Spanish low-cost carrier Vueling believes synergies from its merger with Clickair and its efforts to boost revenues can help counter any impact from increased competiton at its Barcelona base.
Vueling, which halved first-quarter net losses to €6.3 million ($8.4 million), expects to achieve its €35 million synergy target - comprising €20 million in revenues and the remainder through costs - this year, following its merger with Barcelona budget carrier Clickair.
Speaking as Vueling disclosed its results, chief executive Alex Cruz said these synergy gains have helped counter heightened competition.
"We are expecting to continue to have a high degree of competitive intensity in the second quarter. Our main rivals continue to maintain and increase their presence in our market," he says.
"We have seen Spanair increasing its position in Barcelona and also EasyJet. But we still believe we will find the synergies and ongoing efforts on the revenue side will offset this competitive intensity by these carriers.
"So we don't believe, at this particular time, we don't expect any significant evolution in [revenue per available seat-kilometre], certainly not in the second quarter."
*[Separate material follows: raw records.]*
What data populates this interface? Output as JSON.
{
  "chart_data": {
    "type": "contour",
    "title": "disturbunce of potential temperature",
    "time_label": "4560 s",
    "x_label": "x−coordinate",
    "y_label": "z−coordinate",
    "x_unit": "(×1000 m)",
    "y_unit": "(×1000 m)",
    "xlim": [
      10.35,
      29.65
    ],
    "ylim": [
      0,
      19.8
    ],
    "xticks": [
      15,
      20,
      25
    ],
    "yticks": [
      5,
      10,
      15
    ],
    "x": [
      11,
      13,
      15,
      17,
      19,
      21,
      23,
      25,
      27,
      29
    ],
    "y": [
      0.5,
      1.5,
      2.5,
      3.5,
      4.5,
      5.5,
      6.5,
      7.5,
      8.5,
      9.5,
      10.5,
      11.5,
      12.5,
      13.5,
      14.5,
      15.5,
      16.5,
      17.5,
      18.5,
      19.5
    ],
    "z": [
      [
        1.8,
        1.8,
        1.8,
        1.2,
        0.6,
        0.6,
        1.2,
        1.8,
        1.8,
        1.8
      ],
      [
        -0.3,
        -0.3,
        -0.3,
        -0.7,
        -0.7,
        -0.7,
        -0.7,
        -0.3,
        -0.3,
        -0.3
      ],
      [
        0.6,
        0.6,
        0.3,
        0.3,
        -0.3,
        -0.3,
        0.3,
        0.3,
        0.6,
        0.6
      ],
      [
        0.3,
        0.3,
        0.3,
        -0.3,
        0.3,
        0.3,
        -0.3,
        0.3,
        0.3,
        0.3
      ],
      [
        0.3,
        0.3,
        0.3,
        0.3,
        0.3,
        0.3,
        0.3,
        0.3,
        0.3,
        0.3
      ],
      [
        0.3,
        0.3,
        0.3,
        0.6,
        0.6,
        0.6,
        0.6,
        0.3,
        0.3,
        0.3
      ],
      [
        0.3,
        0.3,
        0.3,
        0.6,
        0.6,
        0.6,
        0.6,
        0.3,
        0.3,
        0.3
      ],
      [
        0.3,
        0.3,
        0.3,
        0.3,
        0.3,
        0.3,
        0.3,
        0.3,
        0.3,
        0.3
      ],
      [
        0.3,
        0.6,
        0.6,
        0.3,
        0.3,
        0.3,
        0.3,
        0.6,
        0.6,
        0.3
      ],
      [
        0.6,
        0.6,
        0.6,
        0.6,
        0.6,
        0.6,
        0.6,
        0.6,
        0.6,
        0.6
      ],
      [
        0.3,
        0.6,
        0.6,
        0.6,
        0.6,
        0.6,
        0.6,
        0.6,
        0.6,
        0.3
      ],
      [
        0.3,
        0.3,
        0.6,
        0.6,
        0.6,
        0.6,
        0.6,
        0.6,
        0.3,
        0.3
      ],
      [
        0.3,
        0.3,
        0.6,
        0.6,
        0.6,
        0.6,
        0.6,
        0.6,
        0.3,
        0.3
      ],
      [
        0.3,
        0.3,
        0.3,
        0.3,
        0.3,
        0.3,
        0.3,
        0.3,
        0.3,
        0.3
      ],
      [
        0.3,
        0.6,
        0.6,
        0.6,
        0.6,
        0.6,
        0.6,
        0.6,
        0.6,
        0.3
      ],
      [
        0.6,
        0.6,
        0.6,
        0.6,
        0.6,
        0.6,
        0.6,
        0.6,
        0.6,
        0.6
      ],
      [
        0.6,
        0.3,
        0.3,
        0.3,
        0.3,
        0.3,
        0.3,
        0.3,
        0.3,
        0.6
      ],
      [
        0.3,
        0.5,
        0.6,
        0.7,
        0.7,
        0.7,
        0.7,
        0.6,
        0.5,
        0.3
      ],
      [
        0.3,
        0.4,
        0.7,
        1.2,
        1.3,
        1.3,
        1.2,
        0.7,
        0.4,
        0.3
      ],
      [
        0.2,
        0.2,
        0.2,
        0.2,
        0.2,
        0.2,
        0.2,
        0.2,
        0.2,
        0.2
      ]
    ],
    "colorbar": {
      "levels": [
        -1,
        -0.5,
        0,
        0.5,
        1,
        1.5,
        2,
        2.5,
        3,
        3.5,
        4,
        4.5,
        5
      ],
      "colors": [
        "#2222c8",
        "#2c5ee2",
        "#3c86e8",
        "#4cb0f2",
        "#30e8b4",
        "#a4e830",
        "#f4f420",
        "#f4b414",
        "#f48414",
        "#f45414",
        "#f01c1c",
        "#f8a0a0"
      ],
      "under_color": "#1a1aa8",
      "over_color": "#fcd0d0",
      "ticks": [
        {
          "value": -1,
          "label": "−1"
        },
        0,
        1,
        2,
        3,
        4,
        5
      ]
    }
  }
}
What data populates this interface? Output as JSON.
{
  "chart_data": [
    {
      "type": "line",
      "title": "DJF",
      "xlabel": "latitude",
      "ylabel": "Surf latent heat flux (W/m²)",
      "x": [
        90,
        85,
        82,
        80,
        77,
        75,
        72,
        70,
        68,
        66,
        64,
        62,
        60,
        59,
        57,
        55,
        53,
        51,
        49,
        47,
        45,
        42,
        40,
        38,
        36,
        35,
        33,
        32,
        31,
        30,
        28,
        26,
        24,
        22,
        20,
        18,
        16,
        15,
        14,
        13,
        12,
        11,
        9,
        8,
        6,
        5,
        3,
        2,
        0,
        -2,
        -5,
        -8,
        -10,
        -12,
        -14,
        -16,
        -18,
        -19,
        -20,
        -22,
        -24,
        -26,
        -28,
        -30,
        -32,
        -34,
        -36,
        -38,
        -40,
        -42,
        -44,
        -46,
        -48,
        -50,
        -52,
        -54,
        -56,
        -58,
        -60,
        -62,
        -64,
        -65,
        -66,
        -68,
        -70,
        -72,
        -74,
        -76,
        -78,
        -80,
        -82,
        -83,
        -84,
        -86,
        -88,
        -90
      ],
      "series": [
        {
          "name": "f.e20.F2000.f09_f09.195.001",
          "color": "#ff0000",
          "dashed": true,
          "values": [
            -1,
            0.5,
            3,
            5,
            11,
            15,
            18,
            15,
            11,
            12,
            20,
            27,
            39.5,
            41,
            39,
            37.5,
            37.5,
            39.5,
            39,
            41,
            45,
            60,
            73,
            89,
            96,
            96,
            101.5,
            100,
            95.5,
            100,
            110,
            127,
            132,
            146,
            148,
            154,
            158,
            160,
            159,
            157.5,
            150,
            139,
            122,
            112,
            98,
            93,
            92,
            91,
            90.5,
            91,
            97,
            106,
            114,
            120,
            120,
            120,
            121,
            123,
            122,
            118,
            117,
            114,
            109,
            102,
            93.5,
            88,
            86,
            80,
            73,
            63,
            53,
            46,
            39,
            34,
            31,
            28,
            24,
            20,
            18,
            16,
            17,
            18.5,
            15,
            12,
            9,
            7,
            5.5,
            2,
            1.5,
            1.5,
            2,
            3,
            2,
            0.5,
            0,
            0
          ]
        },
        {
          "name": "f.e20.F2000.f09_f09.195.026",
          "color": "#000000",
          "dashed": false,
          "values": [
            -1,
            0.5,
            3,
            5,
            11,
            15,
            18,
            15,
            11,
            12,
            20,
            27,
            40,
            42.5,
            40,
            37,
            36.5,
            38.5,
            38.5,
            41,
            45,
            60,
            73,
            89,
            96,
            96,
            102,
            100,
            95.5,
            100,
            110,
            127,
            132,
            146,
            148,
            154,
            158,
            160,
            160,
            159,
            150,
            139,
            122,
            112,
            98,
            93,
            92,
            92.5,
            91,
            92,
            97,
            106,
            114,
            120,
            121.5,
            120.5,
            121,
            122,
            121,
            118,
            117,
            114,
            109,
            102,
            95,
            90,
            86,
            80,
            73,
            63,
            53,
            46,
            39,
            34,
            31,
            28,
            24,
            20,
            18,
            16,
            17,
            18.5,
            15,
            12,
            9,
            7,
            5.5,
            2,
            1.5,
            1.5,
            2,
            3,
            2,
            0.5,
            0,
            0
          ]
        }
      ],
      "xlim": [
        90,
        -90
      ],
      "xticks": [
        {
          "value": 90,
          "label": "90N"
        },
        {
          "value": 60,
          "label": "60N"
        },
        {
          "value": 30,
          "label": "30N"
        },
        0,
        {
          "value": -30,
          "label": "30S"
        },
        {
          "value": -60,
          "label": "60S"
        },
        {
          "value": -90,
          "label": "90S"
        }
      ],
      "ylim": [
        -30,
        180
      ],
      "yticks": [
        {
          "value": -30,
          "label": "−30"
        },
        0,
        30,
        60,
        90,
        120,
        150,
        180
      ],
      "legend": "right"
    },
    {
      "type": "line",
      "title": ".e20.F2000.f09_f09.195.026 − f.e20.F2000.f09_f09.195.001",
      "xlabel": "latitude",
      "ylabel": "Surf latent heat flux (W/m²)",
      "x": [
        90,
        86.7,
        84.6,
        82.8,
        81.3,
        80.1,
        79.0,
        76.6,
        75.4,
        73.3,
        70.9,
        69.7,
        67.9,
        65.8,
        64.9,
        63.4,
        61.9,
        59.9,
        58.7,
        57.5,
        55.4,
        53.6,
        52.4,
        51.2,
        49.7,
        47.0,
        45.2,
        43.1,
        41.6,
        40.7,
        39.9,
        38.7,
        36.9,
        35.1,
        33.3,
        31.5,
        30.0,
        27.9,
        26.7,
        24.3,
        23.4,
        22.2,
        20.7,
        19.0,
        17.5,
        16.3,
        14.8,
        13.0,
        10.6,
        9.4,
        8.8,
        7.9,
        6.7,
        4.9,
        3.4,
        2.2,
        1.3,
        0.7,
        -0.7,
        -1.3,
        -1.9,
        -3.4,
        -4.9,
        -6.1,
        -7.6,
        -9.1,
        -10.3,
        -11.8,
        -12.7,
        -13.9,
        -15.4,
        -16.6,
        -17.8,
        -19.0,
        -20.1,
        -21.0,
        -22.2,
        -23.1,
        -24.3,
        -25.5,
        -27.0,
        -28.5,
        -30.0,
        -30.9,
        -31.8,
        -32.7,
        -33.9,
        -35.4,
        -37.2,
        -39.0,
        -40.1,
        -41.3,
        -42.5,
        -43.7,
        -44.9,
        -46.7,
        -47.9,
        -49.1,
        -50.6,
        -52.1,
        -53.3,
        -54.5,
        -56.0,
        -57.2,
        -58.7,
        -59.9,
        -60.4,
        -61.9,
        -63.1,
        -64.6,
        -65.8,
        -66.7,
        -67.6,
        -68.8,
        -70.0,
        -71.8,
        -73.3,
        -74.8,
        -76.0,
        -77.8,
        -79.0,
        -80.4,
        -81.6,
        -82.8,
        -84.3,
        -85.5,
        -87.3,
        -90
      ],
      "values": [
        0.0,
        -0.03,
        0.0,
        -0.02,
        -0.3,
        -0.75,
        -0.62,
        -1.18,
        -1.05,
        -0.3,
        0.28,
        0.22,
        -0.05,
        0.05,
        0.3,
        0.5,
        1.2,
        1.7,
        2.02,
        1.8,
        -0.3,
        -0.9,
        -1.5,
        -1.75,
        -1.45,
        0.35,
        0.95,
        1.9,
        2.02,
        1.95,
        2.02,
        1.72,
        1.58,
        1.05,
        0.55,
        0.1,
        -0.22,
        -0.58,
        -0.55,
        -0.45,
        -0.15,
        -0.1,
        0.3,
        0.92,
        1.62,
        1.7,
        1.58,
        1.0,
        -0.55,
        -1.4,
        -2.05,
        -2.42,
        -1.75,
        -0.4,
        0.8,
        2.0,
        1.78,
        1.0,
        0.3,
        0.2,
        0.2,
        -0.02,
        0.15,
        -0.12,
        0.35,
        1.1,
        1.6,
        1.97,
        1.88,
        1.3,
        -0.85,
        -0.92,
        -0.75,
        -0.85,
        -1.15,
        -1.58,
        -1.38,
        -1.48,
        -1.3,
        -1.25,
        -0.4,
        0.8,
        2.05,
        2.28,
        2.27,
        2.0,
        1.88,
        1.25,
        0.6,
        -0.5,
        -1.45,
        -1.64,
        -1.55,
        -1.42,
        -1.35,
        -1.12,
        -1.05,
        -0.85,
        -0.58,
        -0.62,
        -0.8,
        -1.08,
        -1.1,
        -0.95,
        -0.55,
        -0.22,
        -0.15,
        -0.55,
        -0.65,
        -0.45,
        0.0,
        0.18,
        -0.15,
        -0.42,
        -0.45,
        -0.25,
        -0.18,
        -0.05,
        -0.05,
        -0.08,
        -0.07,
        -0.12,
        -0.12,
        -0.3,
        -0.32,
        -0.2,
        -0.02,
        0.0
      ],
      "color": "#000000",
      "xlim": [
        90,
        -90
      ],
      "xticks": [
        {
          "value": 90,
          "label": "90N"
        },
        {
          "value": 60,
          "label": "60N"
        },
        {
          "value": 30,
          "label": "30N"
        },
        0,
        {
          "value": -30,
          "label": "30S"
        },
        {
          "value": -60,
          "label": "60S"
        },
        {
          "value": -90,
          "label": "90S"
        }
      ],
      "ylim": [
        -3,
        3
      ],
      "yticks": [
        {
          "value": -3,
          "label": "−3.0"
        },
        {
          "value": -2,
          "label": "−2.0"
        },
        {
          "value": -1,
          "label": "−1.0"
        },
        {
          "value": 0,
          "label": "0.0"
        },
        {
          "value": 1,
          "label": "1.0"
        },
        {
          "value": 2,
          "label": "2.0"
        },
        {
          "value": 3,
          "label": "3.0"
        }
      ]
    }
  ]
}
Vueling's first-quarter revenues nearly doubled to €142 million over the same period last year, as a result of the merger's effectively doubling the airline's size. The increase on a pro forma basis was 2%.
Losses before interest and tax, compared with pro forma figures, fell by a third to €13 million and net losses halved to €6.3 million. The company is retaining its forecast for an improved net profit for the year ahead.